The attempts at repair didn’t work. I went ahead and did what I could, but really, the quality is pretty bad for much of it. Two of the musical pieces are absolutely dreadful — not the musicians, just the recording. Wow and flutter and distortion.
I’ve asked the sister who originally sent it whether she has a better copy.
If not, then I’m done with the cassettes.
When I cut out the silences and rattles and footsteps as speakers walked to and from the lectern (or maybe the pulpit), and the blank stretch at the end, the ninety-minute tape wound up less than an hour.
I missed the memorial service; I was a thousand miles away and didn’t consider it worth the trip. Listening to this, I was right. I loved my father and I miss him, but there’s nothing in this service I needed to hear, and a few things would have annoyed me.
So I went on to see if the reel-to-reel works.

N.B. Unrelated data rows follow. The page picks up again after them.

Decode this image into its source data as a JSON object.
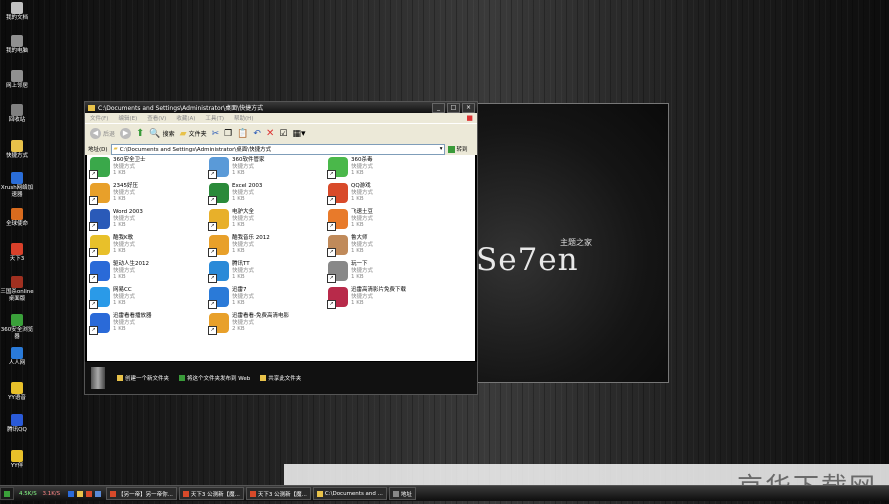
{
  "desktop_icons": [
    {
      "label": "我的文档",
      "icon": "my-documents-icon",
      "color": "#c0c0c0"
    },
    {
      "label": "我的电脑",
      "icon": "my-computer-icon",
      "color": "#909090"
    },
    {
      "label": "网上邻居",
      "icon": "network-icon",
      "color": "#909090"
    },
    {
      "label": "回收站",
      "icon": "recycle-bin-icon",
      "color": "#808080"
    },
    {
      "label": "快捷方式",
      "icon": "folder-icon",
      "color": "#e8c24a"
    },
    {
      "label": "Xrush网络加速器",
      "icon": "xrush-icon",
      "color": "#2a6dd8"
    },
    {
      "label": "全球使命",
      "icon": "game-icon",
      "color": "#d86b1e"
    },
    {
      "label": "天下3",
      "icon": "tx3-icon",
      "color": "#d8402a"
    },
    {
      "label": "三国杀online桌面版",
      "icon": "sgs-icon",
      "color": "#a03020"
    },
    {
      "label": "360安全浏览器",
      "icon": "browser-icon",
      "color": "#3aa03a"
    },
    {
      "label": "人人网",
      "icon": "renren-icon",
      "color": "#2a7ad8"
    },
    {
      "label": "YY语音",
      "icon": "yy-icon",
      "color": "#e8c02a"
    },
    {
      "label": "腾讯QQ",
      "icon": "qq-icon",
      "color": "#2a5ad8"
    },
    {
      "label": "YY伴",
      "icon": "yy-icon",
      "color": "#e8c02a"
    }
  ],
  "window": {
    "title": "C:\\Documents and Settings\\Administrator\\桌面\\快捷方式",
    "menu": [
      "文件(F)",
      "编辑(E)",
      "查看(V)",
      "收藏(A)",
      "工具(T)",
      "帮助(H)"
    ],
    "toolbar": {
      "back": "后退",
      "search": "搜索",
      "folders": "文件夹"
    },
    "address_label": "地址(D)",
    "address_value": "C:\\Documents and Settings\\Administrator\\桌面\\快捷方式",
    "go_label": "转到",
    "items": [
      {
        "name": "360安全卫士",
        "type": "快捷方式",
        "size": "1 KB",
        "color": "#3aa84a"
      },
      {
        "name": "360软件管家",
        "type": "快捷方式",
        "size": "1 KB",
        "color": "#5a9ad8"
      },
      {
        "name": "360杀毒",
        "type": "快捷方式",
        "size": "1 KB",
        "color": "#4ab84a"
      },
      {
        "name": "2345好压",
        "type": "快捷方式",
        "size": "1 KB",
        "color": "#e8a02a"
      },
      {
        "name": "Excel 2003",
        "type": "快捷方式",
        "size": "1 KB",
        "color": "#2a8a3a"
      },
      {
        "name": "QQ游戏",
        "type": "快捷方式",
        "size": "1 KB",
        "color": "#d84a2a"
      },
      {
        "name": "Word 2003",
        "type": "快捷方式",
        "size": "1 KB",
        "color": "#2a5ab8"
      },
      {
        "name": "电驴大全",
        "type": "快捷方式",
        "size": "1 KB",
        "color": "#e8b02a"
      },
      {
        "name": "飞速土豆",
        "type": "快捷方式",
        "size": "1 KB",
        "color": "#e87a2a"
      },
      {
        "name": "酷我K歌",
        "type": "快捷方式",
        "size": "1 KB",
        "color": "#e8c02a"
      },
      {
        "name": "酷我音乐 2012",
        "type": "快捷方式",
        "size": "1 KB",
        "color": "#e8a02a"
      },
      {
        "name": "鲁大师",
        "type": "快捷方式",
        "size": "1 KB",
        "color": "#c08a5a"
      },
      {
        "name": "驱动人生2012",
        "type": "快捷方式",
        "size": "1 KB",
        "color": "#2a6ad8"
      },
      {
        "name": "腾讯TT",
        "type": "快捷方式",
        "size": "1 KB",
        "color": "#2a8ad8"
      },
      {
        "name": "玩一下",
        "type": "快捷方式",
        "size": "1 KB",
        "color": "#888888"
      },
      {
        "name": "网易CC",
        "type": "快捷方式",
        "size": "1 KB",
        "color": "#2a9ae8"
      },
      {
        "name": "迅雷7",
        "type": "快捷方式",
        "size": "1 KB",
        "color": "#2a7ad8"
      },
      {
        "name": "迅雷高清影片免费下载",
        "type": "快捷方式",
        "size": "1 KB",
        "color": "#b82a4a"
      },
      {
        "name": "迅雷看看播放器",
        "type": "快捷方式",
        "size": "1 KB",
        "color": "#2a6ad8"
      },
      {
        "name": "迅雷看看-免费高清电影",
        "type": "快捷方式",
        "size": "2 KB",
        "color": "#e8a02a"
      }
    ],
    "tasks": [
      "创建一个新文件夹",
      "将这个文件夹发布到 Web",
      "共享此文件夹"
    ]
  },
  "wallpaper": {
    "logo": "Se7en",
    "logo_sub": "主题之家"
  },
  "taskbar": {
    "speed": "4.5K/S",
    "speed2": "3.1K/S",
    "items": [
      "【另一帝】另一帝你...",
      "天下3 公测新【魔...",
      "天下3 公测新【魔...",
      "C:\\Documents and ...",
      "地址"
    ]
  },
  "watermark": "京华下载网"
}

It mostly does. There are some issues. I needed to clean the heads, for one thing. And I’ve jiggered one of the regulator thingies that was seriously over-regulating, stopping the tape dead any time one of the reels jerked even slightly. Inserting a Q-Tip took care of it.
Now to weed out all the tapes where I already have that music. First up was a tape that claimed to have four Jethro Tull albums on it: “Thick As A Brick,” “Passion Play,” “War Child,” and “Minstrel in the Gallery.” Except Side 1 actually had “Thick As A Brick,” “Passion Play,” and part of “Aqualung” — two tracks to fill up the side.

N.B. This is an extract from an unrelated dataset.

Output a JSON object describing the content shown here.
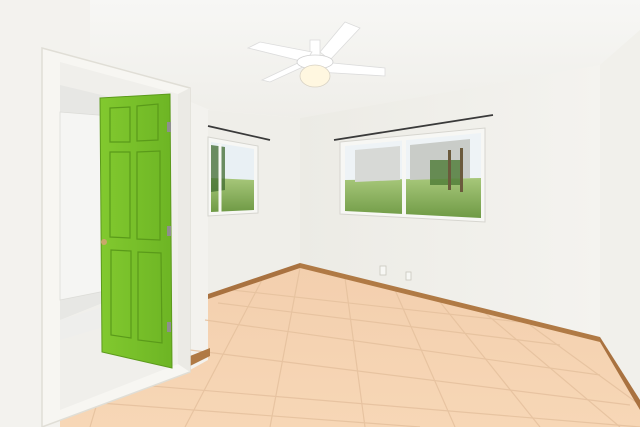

I had all five albums on CD, so this tape is just going away.
So that left fifty-one. Then fifty; a tape of “Tommy” backed with “Jesus Christ Superstar” and filled out with two tracks from “Live At Leeds” finished up, and I have all those already, since they were just taped off my LPs.

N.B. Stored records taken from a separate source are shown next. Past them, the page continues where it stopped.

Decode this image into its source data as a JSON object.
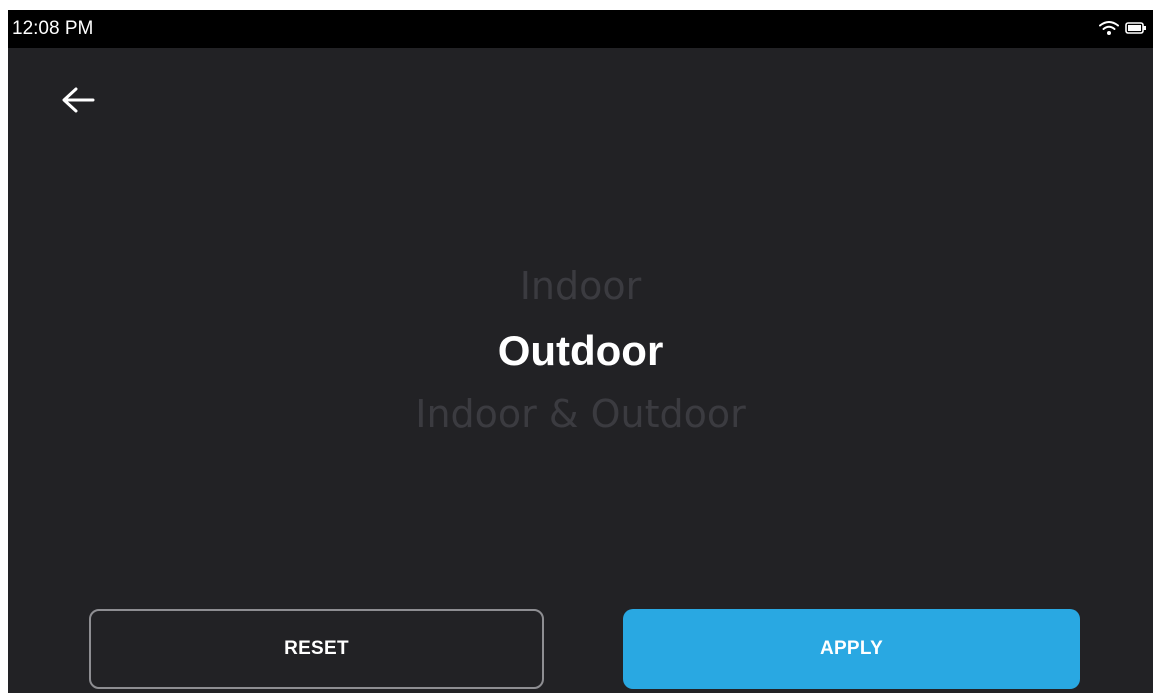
{
  "status_bar": {
    "time": "12:08 PM",
    "icons": [
      "wifi-icon",
      "battery-icon"
    ]
  },
  "nav": {
    "back_icon": "arrow-left-icon"
  },
  "picker": {
    "options": [
      "Indoor",
      "Outdoor",
      "Indoor & Outdoor"
    ],
    "selected": "Outdoor"
  },
  "actions": {
    "reset_label": "RESET",
    "apply_label": "APPLY"
  },
  "colors": {
    "background": "#222225",
    "status_bar": "#000000",
    "accent": "#29a8e2",
    "inactive_option": "#3b3b40",
    "active_option": "#ffffff"
  }
}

That’s roughly 160 hours of tape left, I guess — I mostly used 1800-foot tapes recorded at 3.75 ips, which come out to just over three hours apiece, but there are also a few 2400-ft. reels mixed in, and even (I think) one 3600-footer. There may be some shorter ones, and stuff recorded at higher (or lower) speeds, as well.
They aren’t all full, by any means.
A lot of these were taped off my own records, because I liked being able to go 90-96 minutes without turning anything over; I remember in college I’d do my classwork with a tape running, and when I noticed it had ended, that meant it was time for a break.
(Observe that I don’t say “when it ended,” I say “when I noticed it had ended.” That could be anywhere from immediately to an hour or two later.)
Fifty to go — and I need to figure out what to do with the tapes after recovering whatever’s on them that I still want. Nobody still uses reel-to-reel, do they?